A igualdade data comtudo de antes de 1889 e o Imperio só peccou pelo seu espirito democratico, avesso ao espirito de auctoridade. O que nunca se deu foi subversão das classes, a não ser momentaneamente n'alguns dos episodios revolucionarios, mais politicos no geral do que sociaes. Não seria no Brazil, onde havia escravos, mas não servos, que um rapazito de dez annos, ao que da França refere Michelet, se espantaria, indo ao theatro com os pais apoz o 9 Thermidor, de ouvir os cocheiros das sejes perguntarem: — Não carece de uma carruagem, meu amo? A expressão amo soava pela primeira vez aos seus ouvidos afeitos á linguagem demagogica. A dependencia faz parte da organização social, e sem ella não ha governo possivel. Quando se diz que foi abolida, é porque se disfarça em dictadura de alguns, que entre si disputam a preeminencia.

No Brazil a aristocracia era nominal, ou então de posição. As origens das fortunas particulares não remontavam a favores da Corôa ou possuiam raizes feudaes: representavam a recompensa de esforços individuaes, dos que as desfructavam ou dos seus pais ou avós. Ao mesmo tempo que refinamento se deparava bonhomia. O que os francezes chamam morgue nunca foi um traço caracteristico, a não ser individual. O trato mundano não era desconhecido, apezar da relativa reclusão feminina, a qual foi aliás desapparecendo: tambem a escravidão offerecia aos moços ampla opportunidade para não trabalharem e luxarem, sedentos apenas de empregos publicos.

No tempo da Regencia fallava-se dos sorvetes servidos nas reuniões em casa de Aureliano, e mais tarde foram afamados os saraus do marquez d'Abrantes. Os restos de nobreza vinda com D. João VI, que permaneceram alem mar, e os descendentes dos que na epocha colonial ahi se tinham estabelecido, tinham, porem, ido cedendo o passo a burguezes endinheirados pelo negocio, elemento de natureza fluctuante e não estavel como o agricola. É claro que não havia lugar para grandes pompas nessa sociedade de recursos em summa moderados, nem tampouco facilidades para desmoralização dos costumes.

O Rio de Janeiro entrou a patentear corrupção pelo tempo da guerra do Paraguay.
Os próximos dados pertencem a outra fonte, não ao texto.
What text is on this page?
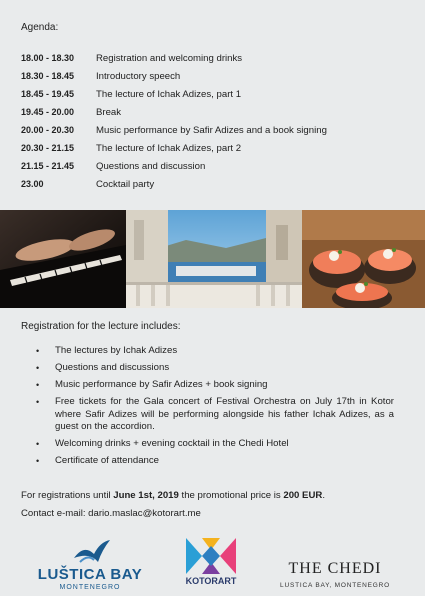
Agenda:
18.00 - 18.30 Registration and welcoming drinks
18.30 - 18.45 Introductory speech
18.45 - 19.45 The lecture of Ichak Adizes, part 1
19.45 - 20.00 Break
20.00 - 20.30 Music performance by Safir Adizes and a book signing
20.30 - 21.15 The lecture of Ichak Adizes, part 2
21.15 - 21.45 Questions and discussion
23.00	Cocktail party
Registration for the lecture includes:
• The lectures by Ichak Adizes
• Questions and discussions
• Music performance by Safir Adizes + book signing
• Free tickets for the Gala concert of Festival Orchestra on July 17th in Kotor where Safir Adizes will be performing alongside his father Ichak Adizes, as a guest on the accordion.
• Welcoming drinks + evening cocktail in the Chedi Hotel
• Certificate of attendance
For registrations until June 1st, 2019 the promotional price is 200 EUR.
Contact e-mail: dario.maslac@kotorart.me
LUŠTICA BAY
MONTENEGRO
KOTORART
THE CHEDI
LUSTICA BAY, MONTENEGRO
O Alcazar foi o reflexo do Mabille do Pariz imperial, onde os transatlanticos tropicaes se deleitavam com uma ostentação que deu origem ao typo do Brésilien immortalizado pela musica saltitante de Offenbach.

N'esse cosmopolitismo galante se dissolveu a feição nacionalista que até então predominara. Litterariamente esta feição assumira um aspecto convencional e pode até dizer-se falso, embora com raizes que vão longe, que se podem traçar até o seculo XVIII, tendo sido as sementes depositadas no solo tropical decantado por Bernardin de St. Pierre e havendo germinado ao calor solar das paginas fulgurantes de Chateaubriand. O indianismo, em que o nosso romantismo arvorou o nacionalismo brazileiro, foi aliás commum a todo o continente, mesmo aos Estados Unidos, onde inspirou Fenimore Cooper, mas significou sobretudo falta de pensamento critico. O factor indigena era, dos trez que compuzeram o producto nacional e cuja valia e contribuição Sylvio Romero poz em relevo, desenvolvendo a reflexão inicial de Martius, na realidade o mais debil e apagado, mas tambem o que dava azo a legendas mais captivantes. O elemento mais robusto e fecundo era o portuguez, representado pela classe media, onde se notavam a camada dos commerciantes vindos do reino, desprezivelmente tratados de marinheiros, e a camada, branca ou mestiça, local, formada pelos roceiros ou lavradores. Viviam estes na dependencia social dos grandes proprietarios, como os outros no terror nunca esvaido dos negros e mulatos da ralé, o que entretanto não os impediu de subirem em fortuna, posição e prestigio, tanta era sua actividade, assistida por firmeza d'animo. A sua prole foi o arcabouço politico do Brazil imperial, verdadeiro melting-pot no Novo Mundo de populações estranhas umas ás outras e exoticas, que a miscegenação ia caldeando. No meado do seculo as estatisticas brazileiras accusavam 2 milhões de brancos para mais de 5 milhões de pretos e mestiços. Os viajantes estrangeiros pasmavam diante da variedade de typos trazidos pelos cruzamentos.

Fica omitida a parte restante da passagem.